Marcelo Gallardo, antes de irse de River, había transitado un camino similar. Tras una derrota del Millonario ante Rosario Central en octubre de 2025, también en Arroyito, el entrenador habló del clima general sin atacar puntualmente al árbitro Yael Falcón Pérez. "No voy a ser yo el único que siempre hable. Te quedás muy solo en esto", expresó. Y dejó una reflexión incómoda: "Muchos callan, alguno levanta la voz, pero el sistema está así".

Gallardo también describió la dificultad implícita en protestar. "Hay que callarse", señaló, porque "el que habla, a veces es sancionado". Luego agregó: "Los árbitros se equivocan hoy para vos, mañana para otro. Pero sistemáticamente no me gusta que pase eso. Porque todos sospechan de todo y no queremos eso".

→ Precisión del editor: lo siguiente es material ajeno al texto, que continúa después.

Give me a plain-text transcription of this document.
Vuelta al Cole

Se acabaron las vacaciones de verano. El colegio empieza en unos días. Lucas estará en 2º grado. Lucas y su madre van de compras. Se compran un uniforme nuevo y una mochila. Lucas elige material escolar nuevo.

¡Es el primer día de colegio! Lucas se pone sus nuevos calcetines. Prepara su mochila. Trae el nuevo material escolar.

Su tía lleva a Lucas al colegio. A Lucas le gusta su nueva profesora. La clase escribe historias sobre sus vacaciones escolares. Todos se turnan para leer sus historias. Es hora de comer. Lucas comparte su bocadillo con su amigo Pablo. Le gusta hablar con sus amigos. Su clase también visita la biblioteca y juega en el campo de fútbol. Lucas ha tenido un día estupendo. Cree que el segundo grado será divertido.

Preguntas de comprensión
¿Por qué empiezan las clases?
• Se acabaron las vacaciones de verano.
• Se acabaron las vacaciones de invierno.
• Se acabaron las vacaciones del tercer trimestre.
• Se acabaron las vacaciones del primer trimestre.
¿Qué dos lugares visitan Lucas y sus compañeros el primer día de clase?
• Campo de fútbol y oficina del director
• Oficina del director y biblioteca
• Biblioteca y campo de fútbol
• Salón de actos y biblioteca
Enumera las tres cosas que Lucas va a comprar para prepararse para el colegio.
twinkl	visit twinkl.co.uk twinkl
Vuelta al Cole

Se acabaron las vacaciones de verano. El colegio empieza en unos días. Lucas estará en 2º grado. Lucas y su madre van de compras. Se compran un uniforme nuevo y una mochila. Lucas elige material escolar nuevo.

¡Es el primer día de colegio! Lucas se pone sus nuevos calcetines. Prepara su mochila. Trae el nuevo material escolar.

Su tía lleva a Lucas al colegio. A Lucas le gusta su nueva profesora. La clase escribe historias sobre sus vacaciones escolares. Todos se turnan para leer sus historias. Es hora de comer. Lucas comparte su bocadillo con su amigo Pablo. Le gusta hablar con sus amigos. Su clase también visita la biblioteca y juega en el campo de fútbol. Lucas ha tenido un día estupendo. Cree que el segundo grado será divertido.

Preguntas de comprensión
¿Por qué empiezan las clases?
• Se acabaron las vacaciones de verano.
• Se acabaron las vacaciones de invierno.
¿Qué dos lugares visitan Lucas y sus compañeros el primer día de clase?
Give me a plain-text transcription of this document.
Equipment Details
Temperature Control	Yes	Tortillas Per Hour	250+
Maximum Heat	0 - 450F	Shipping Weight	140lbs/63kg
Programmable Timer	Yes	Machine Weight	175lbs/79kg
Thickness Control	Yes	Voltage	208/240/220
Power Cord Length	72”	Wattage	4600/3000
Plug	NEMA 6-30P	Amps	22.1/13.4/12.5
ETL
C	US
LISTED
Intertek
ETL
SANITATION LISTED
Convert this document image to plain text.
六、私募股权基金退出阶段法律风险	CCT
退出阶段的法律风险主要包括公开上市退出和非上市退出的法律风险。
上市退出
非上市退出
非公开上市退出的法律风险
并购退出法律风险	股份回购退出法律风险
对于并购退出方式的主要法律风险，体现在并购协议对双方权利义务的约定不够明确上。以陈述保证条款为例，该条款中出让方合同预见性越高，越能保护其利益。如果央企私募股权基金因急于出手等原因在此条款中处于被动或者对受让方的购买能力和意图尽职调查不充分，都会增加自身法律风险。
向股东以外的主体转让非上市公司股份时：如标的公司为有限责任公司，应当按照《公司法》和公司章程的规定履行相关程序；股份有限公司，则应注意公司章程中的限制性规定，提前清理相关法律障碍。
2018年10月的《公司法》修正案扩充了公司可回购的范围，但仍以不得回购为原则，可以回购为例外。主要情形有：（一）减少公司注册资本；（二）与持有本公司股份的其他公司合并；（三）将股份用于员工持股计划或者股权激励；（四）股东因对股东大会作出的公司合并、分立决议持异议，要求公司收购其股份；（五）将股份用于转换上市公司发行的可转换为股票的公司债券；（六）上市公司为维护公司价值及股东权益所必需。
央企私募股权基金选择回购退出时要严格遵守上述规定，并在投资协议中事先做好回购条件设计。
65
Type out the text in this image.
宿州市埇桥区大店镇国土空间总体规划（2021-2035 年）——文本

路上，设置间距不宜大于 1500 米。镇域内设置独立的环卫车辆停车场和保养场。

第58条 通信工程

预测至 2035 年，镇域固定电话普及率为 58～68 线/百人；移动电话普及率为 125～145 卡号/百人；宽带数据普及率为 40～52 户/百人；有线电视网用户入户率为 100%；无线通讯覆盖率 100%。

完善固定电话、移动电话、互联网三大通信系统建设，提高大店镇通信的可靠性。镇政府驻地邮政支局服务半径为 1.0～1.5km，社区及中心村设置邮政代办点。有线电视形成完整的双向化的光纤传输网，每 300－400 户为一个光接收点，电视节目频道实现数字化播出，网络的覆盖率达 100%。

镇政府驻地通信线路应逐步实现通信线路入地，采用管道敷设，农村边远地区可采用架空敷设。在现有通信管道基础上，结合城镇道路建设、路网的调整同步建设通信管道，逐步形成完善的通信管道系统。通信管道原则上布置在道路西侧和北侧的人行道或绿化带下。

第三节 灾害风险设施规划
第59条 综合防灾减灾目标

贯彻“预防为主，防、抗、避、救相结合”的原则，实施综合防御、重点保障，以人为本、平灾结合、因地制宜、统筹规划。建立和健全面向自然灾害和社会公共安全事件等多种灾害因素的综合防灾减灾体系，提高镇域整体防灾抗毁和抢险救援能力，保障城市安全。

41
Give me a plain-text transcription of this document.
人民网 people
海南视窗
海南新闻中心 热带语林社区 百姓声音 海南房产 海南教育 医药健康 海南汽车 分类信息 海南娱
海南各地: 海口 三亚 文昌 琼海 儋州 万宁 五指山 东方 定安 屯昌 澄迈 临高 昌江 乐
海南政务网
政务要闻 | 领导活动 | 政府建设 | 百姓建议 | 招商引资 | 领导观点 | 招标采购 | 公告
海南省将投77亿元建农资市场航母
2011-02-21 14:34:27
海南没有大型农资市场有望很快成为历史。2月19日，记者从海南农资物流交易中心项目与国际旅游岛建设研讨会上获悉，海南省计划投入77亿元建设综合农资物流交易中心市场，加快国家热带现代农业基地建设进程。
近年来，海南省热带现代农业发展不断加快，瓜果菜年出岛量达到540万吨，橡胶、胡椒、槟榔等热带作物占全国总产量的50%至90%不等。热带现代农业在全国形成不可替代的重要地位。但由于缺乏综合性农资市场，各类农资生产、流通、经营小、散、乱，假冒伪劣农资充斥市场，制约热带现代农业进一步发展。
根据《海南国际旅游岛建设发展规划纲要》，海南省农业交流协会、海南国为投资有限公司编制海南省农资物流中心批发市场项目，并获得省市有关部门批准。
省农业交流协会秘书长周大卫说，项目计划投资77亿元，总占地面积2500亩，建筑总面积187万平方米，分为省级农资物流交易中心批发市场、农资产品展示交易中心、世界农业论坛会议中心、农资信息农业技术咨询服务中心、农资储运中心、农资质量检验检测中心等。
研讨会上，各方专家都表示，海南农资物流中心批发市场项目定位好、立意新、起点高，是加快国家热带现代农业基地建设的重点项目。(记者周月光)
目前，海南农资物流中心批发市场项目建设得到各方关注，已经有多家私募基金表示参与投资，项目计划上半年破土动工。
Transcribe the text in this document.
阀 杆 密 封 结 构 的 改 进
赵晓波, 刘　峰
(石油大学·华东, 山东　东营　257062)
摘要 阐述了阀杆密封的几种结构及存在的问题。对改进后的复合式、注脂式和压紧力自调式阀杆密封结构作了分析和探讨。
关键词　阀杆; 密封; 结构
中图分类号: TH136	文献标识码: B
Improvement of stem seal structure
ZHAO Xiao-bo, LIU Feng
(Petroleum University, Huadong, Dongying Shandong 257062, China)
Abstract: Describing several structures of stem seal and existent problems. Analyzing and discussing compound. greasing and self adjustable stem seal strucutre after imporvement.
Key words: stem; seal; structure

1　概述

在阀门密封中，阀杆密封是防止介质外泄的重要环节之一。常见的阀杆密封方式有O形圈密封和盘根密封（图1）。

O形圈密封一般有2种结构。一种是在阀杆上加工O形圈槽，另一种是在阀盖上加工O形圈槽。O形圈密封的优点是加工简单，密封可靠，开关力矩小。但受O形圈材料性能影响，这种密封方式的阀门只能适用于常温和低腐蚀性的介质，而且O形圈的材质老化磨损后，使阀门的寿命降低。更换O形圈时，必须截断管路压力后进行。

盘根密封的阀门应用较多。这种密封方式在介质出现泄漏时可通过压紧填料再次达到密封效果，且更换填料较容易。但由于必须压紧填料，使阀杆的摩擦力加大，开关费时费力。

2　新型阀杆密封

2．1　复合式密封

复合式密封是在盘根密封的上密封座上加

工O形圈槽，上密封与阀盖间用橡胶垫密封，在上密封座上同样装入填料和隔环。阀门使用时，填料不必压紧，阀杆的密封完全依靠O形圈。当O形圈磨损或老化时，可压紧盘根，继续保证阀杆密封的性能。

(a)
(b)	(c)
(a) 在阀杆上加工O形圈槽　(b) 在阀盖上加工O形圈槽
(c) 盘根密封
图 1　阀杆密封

El antecedente más visible involucra a Estudiantes de La Plata y Juan Sebastián Verón. Tras cuestionar la designación de Rosario Central como campeón de Liga por decisión de la AFA, el plantel platense realizó un pasillo de espaldas en Arroyito, bautizado como el "espaldazo". La consecuencia fue dura: seis meses de inhabilitación para Verón y dos fechas para los titulares.

En su momento, Verón explicó su postura. "Hay momentos en los cuales uno se tiene que manifestar. Se nos convocó para hablar del nuevo torneo y el reglamento. Todo lo otro vino armado, impuesto", dijo. Su crítica más reveladora fue: "Lo primero que preguntamos siempre es qué árbitro nos toca y quién va a estar en el VAR porque, en definitiva, ahí se resuelve todo". Un pensamiento que varios dirigentes comparten en privado, aunque pocos se animan a expresarlo públicamente.

Independiente también protagonizó un reclamo previo. Néstor Grindetti, presidente del club de Avellaneda, escribió antes de enfrentar a Rosario Central: "Ojalá el domingo podamos hablar de fútbol y no de decisiones polémicas". La frase generó malestar en Rosario, que terminó rechazando periodistas visitantes por no poder "asegurar su seguridad".

Atlético Tucumán presentó un caso distinto. Tras perder 2-1 ante Instituto como visitante a principios de año, el presidente Mario Leito solicitó formalmente a la AFA que el árbitro Fernando Espinoza no volviera a dirigir al equipo. El reclamo incluyó un penal polémico a favor del rival, siete amarillas para el Decano, ninguna para Instituto, y acusaciones de maltrato verbal. "Fueron muchos partidos en los cuales nos hemos sentido perjudicados", afirmó Leito.

La acumulación de reclamos desde distintos frentes sugiere que la desconfianza en el arbitraje y el VAR no es aislada. Dirigentes, entrenadores y jugadores de equipos diversos plantean interrogantes sobre la consistencia en las decisiones, generando un clima de escepticismo que crece a cada fecha y que ninguna autoridad ha logrado despejar.